We do not yet know whether IE1 and IE2 interact with HDACs other than HDAC3 or whether they target the same or different subsets of HDACs. IE1 and IE2 mRNAs are derived from the same transcription unit by differential splicing, and the two proteins share 85 amino-terminal amino acids encoded by two common exons. It is possible that this common region contains the domain responsible for interaction with HDACs, making it likely that the two proteins would target the same set of HDACs. We also do not know whether IE1 and IE2 interact directly or indirectly with HDAC3. Both proteins contain zinc-finger-like motifs located outside of their common domains, and these motifs might sponsor direct HDAC interactions because zinc finger domains are responsible for the interaction of nuclear receptors with HDAC3 (31). IE1 binds the PML protein (11) and PML binds several HDACs, including HDAC2 and HDAC3 (32), providing a potential mechanism for an indirect IE1-HDAC3 interaction. However, Tang and Maul (23) have ruled out this possibility for murine cytomegalovirus IE1 by showing that the HDAC2 interaction occurs in PML–/–cells.

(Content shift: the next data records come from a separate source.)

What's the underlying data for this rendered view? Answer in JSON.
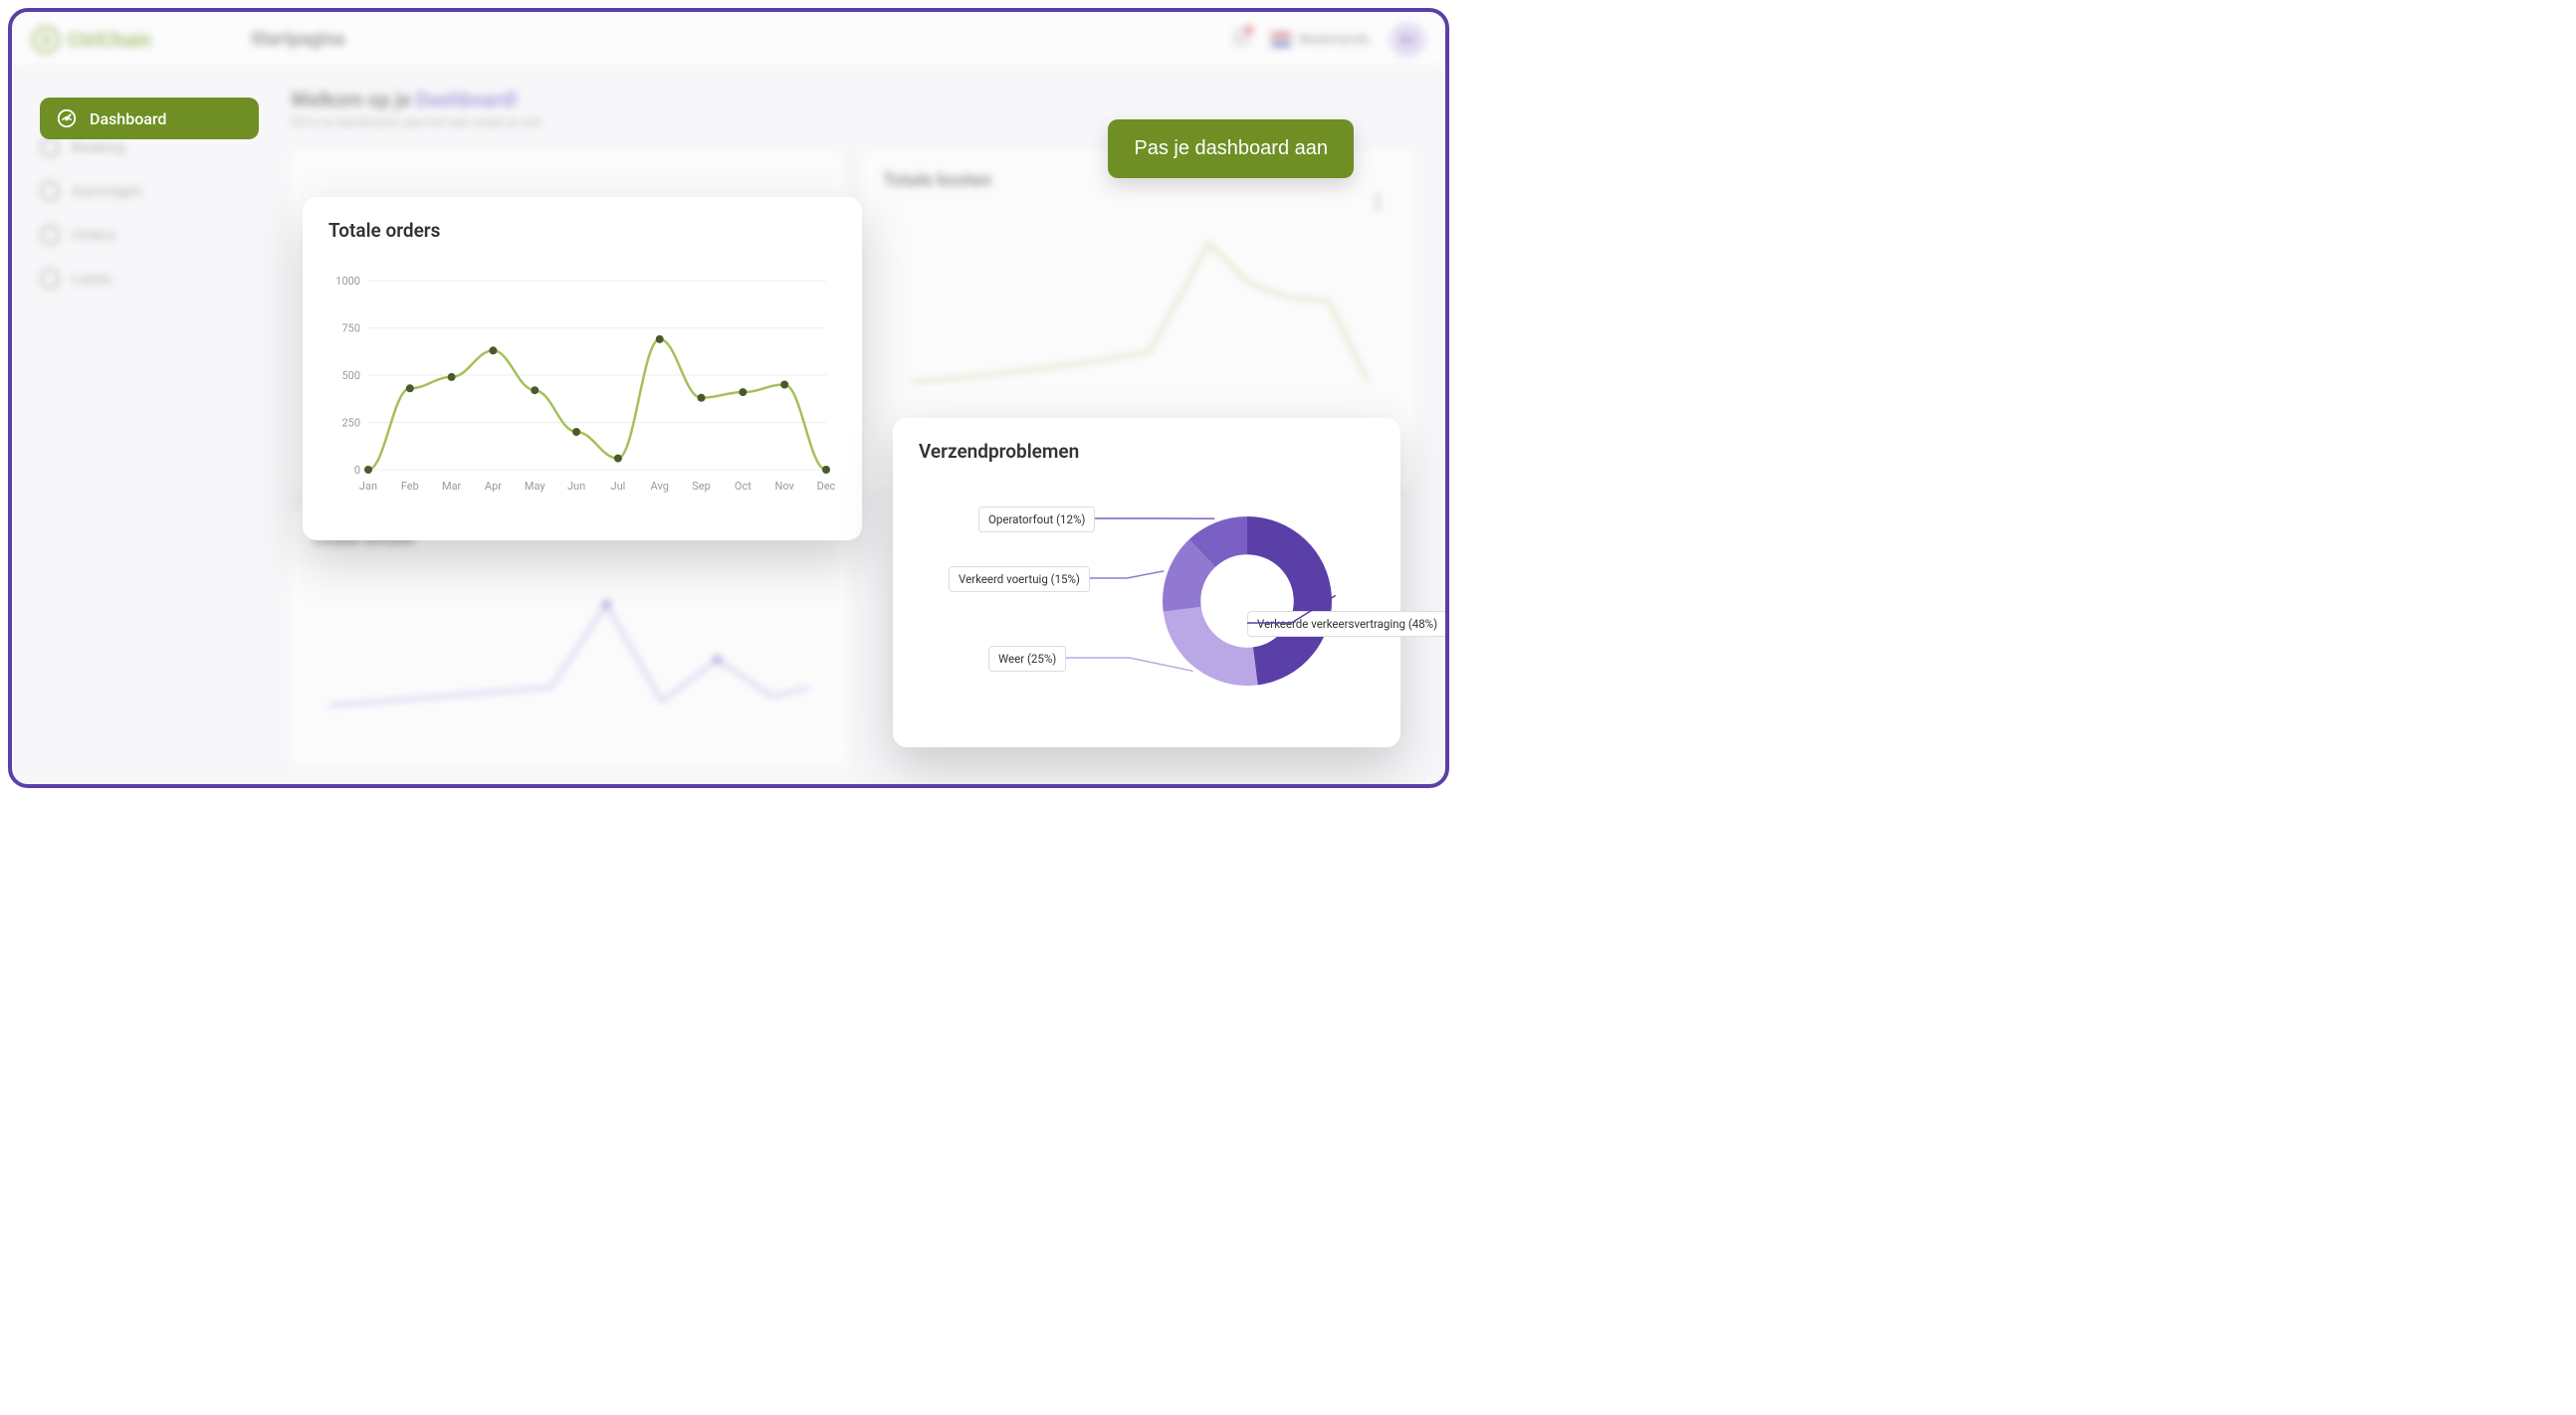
{
  "brand": "CtrlChain",
  "topbar": {
    "page_title": "Startpagina",
    "language_label": "Nederlands",
    "avatar_initials": "BS",
    "notification_count": 1
  },
  "sidebar": {
    "items": [
      {
        "label": "Dashboard",
        "active": true
      },
      {
        "label": "Boeking",
        "active": false
      },
      {
        "label": "Aanvragen",
        "active": false
      },
      {
        "label": "Orders",
        "active": false
      },
      {
        "label": "Lanes",
        "active": false
      }
    ]
  },
  "welcome": {
    "prefix": "Welkom op je ",
    "accent": "Dashboard!",
    "subtitle": "Dit is je dashboard, pas het aan zoals je wilt."
  },
  "customize_button": "Pas je dashboard aan",
  "orders_chart": {
    "title": "Totale orders",
    "type": "line",
    "x_labels": [
      "Jan",
      "Feb",
      "Mar",
      "Apr",
      "May",
      "Jun",
      "Jul",
      "Avg",
      "Sep",
      "Oct",
      "Nov",
      "Dec"
    ],
    "values": [
      0,
      430,
      490,
      630,
      420,
      200,
      60,
      690,
      380,
      410,
      450,
      0
    ],
    "ylim": [
      0,
      1000
    ],
    "ytick_step": 250,
    "line_color": "#a4c05a",
    "point_color": "#4a5a2a",
    "grid_color": "#eeeeee",
    "background_color": "#ffffff",
    "label_color": "#999999",
    "label_fontsize": 11
  },
  "donut_chart": {
    "title": "Verzendproblemen",
    "type": "donut",
    "slices": [
      {
        "label": "Verkeerde verkeersvertraging (48%)",
        "value": 48,
        "color": "#5a3fa8"
      },
      {
        "label": "Weer (25%)",
        "value": 25,
        "color": "#b9a7e6"
      },
      {
        "label": "Verkeerd voertuig (15%)",
        "value": 15,
        "color": "#9179d2"
      },
      {
        "label": "Operatorfout (12%)",
        "value": 12,
        "color": "#7a5fc4"
      }
    ],
    "inner_radius_ratio": 0.55,
    "background_color": "#ffffff",
    "label_border_color": "#dddddd",
    "label_fontsize": 11.5
  },
  "bg_cards": {
    "kosten_title": "Totale kosten",
    "omzet_title": "Totale omzet"
  },
  "colors": {
    "frame_border": "#5a3fa8",
    "primary_green": "#6f8f24",
    "accent_purple": "#7b5fc9"
  }
}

HC toxin restored CR208 replication to WT levels (Fig. 1C). Because an IE1-null mutant can be fully complemented by an HDAC inhibitor, it is possible that modulation of HDAC function might be the sole, primary biochemical function of IE1. However, IE1 has been reported to physically interact with constituents of the basal transcription factor TFIID and transcription factors E2F, CTF-1, and Sp1 (33–36). Perhaps, these interactions serve to target IE1's HDAC inhibitory activity to the vicinity of the cellular transcription factors, and this localization, in turn, influences function of the targeted factor. Alternatively, HC toxin might be a more potent HDAC inhibitor than IE1, and its global effect on histone acetylation might compensate for the loss of additional IE1 functions.

The IE2 protein has been shown to bind the p300- and CBP-associated factor (P/CAF) histone acetyltransferase, potentiating its ability to activate transcription (37). Here, we demonstrate that IE1, and likely IE2, interacts with and inhibits HDAC3. Chromatin remodeling is a major mechanism by which HCMV IE proteins activate transcription.